Une Fresque tirée par les cheveux
La Fresque, création 2016 d’Angelin Preljocaj, est la première pièce du chorégraphe à s’adresser au jeune public. Dès 9 ans nous dit-on. Ce soir-là dans les rangs du public de La Coursive aucune tête blonde mais beaucoup de cheveux gris. Un homme houspille son épouse de l’avoir traîné voir un ballet quand une dame glisse à son voisin qu’elle a tout vu du chorégraphe aixois. Pour ma part cela fait quelques années que j’ai cessé de suivre ses productions dont j’estimais l’inspiration tarie depuis son poussif Blanche-Neige (2008) préférant resté sur les vifs souvenirs de ses pièces que j’estime maîtresses : Noces (1989), Annonciation (1995), MC14/22 (2001), Near life experience (2003).

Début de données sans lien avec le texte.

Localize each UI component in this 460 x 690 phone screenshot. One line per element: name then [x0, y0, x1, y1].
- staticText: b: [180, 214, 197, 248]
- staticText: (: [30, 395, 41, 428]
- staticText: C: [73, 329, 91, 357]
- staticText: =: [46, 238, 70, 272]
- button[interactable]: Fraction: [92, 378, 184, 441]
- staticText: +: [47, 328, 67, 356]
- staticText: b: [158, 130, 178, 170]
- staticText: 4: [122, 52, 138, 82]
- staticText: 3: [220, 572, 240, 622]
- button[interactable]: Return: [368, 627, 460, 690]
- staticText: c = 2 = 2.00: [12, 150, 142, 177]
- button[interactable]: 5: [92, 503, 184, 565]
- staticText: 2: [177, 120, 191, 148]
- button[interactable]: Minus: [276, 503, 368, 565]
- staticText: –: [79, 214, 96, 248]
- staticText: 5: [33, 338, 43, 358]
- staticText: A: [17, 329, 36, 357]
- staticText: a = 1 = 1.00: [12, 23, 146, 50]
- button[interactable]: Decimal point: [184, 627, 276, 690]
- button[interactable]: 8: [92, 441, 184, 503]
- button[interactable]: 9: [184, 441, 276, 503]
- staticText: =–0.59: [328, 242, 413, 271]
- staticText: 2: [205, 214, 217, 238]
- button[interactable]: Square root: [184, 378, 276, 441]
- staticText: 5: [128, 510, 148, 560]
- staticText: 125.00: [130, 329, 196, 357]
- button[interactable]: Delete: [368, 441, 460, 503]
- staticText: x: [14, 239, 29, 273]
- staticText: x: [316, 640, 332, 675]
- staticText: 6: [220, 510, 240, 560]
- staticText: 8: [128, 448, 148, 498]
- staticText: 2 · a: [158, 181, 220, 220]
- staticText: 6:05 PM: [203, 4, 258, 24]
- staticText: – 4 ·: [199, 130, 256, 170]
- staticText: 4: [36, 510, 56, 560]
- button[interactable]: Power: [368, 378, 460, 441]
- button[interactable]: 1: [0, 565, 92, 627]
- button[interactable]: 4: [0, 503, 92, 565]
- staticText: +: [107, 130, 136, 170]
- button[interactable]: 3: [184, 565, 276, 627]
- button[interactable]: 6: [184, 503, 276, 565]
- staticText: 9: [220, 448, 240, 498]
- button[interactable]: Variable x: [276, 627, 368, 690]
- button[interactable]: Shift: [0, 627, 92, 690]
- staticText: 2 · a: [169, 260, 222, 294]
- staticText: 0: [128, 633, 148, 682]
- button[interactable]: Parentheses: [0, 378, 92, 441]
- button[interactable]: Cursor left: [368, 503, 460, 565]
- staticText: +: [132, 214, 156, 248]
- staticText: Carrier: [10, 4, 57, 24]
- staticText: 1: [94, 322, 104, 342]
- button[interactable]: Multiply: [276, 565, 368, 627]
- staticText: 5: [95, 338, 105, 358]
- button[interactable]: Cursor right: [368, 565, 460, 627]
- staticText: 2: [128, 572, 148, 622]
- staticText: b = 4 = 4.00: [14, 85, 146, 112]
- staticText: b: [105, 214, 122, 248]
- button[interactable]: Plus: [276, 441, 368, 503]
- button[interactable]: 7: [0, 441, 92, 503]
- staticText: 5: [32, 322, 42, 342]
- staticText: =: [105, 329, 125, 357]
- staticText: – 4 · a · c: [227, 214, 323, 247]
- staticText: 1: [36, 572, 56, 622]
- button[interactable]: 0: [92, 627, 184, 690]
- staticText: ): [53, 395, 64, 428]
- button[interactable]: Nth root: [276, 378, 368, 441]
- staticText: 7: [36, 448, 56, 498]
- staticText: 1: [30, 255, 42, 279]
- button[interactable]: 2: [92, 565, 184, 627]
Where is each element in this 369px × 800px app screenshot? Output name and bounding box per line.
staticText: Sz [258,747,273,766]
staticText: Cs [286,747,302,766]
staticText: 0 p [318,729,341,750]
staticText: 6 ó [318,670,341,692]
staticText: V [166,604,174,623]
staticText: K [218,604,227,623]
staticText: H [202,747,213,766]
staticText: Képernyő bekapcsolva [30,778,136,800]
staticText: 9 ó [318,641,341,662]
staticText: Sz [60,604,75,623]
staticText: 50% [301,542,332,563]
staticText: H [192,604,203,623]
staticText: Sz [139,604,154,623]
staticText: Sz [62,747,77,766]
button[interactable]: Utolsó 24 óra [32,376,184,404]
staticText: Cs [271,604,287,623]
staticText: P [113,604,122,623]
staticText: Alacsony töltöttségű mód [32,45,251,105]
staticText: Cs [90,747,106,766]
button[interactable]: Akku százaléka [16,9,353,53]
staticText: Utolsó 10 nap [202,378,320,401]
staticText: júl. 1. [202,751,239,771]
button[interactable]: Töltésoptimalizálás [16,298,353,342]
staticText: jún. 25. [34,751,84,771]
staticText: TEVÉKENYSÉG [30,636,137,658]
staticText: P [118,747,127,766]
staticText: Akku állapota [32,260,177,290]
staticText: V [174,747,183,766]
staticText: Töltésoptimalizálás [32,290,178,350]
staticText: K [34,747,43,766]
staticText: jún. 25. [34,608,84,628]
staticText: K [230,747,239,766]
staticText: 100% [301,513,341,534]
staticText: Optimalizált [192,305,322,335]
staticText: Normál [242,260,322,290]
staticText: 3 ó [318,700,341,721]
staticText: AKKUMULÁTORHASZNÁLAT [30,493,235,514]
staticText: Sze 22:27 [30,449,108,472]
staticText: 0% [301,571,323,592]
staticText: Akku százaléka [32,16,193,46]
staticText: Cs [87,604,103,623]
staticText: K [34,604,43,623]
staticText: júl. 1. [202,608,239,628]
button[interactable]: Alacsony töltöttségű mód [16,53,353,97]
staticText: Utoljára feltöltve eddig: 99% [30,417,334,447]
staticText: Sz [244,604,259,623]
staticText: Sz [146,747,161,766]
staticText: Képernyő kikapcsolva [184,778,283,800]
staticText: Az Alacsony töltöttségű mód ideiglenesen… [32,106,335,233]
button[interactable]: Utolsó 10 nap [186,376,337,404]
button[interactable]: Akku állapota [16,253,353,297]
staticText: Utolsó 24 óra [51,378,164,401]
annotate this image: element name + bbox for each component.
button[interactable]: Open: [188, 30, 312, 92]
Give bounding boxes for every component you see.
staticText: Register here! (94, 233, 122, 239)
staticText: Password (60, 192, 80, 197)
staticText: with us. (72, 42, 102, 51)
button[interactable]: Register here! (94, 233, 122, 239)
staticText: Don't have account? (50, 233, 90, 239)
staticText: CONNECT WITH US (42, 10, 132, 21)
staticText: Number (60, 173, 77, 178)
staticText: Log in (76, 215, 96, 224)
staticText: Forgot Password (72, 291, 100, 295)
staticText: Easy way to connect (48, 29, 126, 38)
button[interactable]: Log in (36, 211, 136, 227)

Avec La Fresque, j’ai décidé de reprendre contact avec l’univers prejlocajien. Tellement peu au fait de son actualité, je ne sais rien de la pièce, n’en ai eu aucun écho, même pas du microcosme de la danse contemporaine que je côtoie, lui aussi ayant lâché le chorégraphe depuis belle lurette, le raillant même parfois.
C’est donc le jour-même que je découvre que La Fresque s’inspire d’un conte. Grand amoureux des lettres, Angelin s’est déjà attelé aux écrits de Charles Perrault, aux Milles et Nuits sans oublier les hommes de lettres Jean Genet, Pascal Quignard, Laurent Mauvignier ou encore William Shakespeare heureuses sources d’inspiration en leur temps.
Du conte asiatique du XIIIème siècle intitulé La Peinture sur le mur, La Fresque: l’extraordinaire aventure jette dix danseurs dans un récit sur le pouvoir « surnaturel » du geste pictural. Le scénario met en avant un jeune homme qui marche avec un ami et doit s’abriter dans les ruines d’un temple pour échapper à la pluie. Dans ce lieu, il tombe sous le charme d’une femme représentée sur une fresque murale. Au point de traverser l’image et d’y vivre une formidable histoire d’amour où la symbolique du cheveu féminin, soyeux fantasme, trouve place de choix. « Derrière cette métaphore qui traverse le conte chinois se profile la question de la représentation dans notre civilisation et la place de l’art dans la société d’aujourd’hui » résume Preljocaj voyant l’occasion de porter un regard sur la jeune génération fascinée par les mondes virtuels.
En une dizaine de tableaux, le chorégraphe retrace, dans une dramaturgie épurée à l’extrême, les grandes lignes du conte aidé, comme à son habitude, d’une équipe 4 étoiles : aux costumes Azzedine Alaïa, à la musique Nicolas Godin du groupe Air, à la scénographie Constance Cuisset qui conçoit un ballet aquatique du plus bel effet fait de chevelure en images. Sans oublier aux lumières le travail sobre et élégant d’Eric Soyer. C’est peu de dire que la partition chorégraphique développée dans ce bel écrin est très, très en deçà.
Que La Fresque reprenne, comme des clins d’œil, des motifs et des thématiques tirés du répertoire du chorégraphe (la préparation au mariage, la naissance du couple … ) n’est pas en soi déplaisant mais la pièce n’en reste pas moins le pot-pourri d’une grammaire qu’applique l’artiste depuis une bonne dizaine d’années. Le chorégraphe affirmait avec La Fresque chercher à renouveler son vocabulaire, tenter une nouvelle écriture en allant vers l’épure et la simplicité mais la pièce n’échappe pas à ce besoin d’épate lisse autant que froide. La gestuelle est virtuose, ciselée, impeccablement interprétée par une troupe. C’est beau et puis ?
Et si l’esthétique d’Angelin Preljocaj était aujourd’hui calcifiée, devenue recette magique pour des World Tour sold-out ? Le chorégraphe reconnaît lui même avoir deux axes de travail : la recherche fondamentale où il approfondit un certain type de mouvement, une certaine qualité dans une approche presque mathématique, abstraite. Recherche qui aboutit à des pièces dites exigeantes mais pour le coup passionnantes telle Empty moves. Et puis il y a la recherche appliquée qui se réfère à ses pièces narratives ultra-léchés, ronronnantes plus que détonantes. Il fut un temps où ces deux recherches donnaient naissance à de vrais chefs d’œuvres : Le Parc, Roméo et Juliette … aujourd’hui ces deux mondes semblent hermétiques l’un à l’autre. Oui décidément je préfère les « gestes vides » de Monsieur Preljocaj à tous ses contes tirés par les cheveux.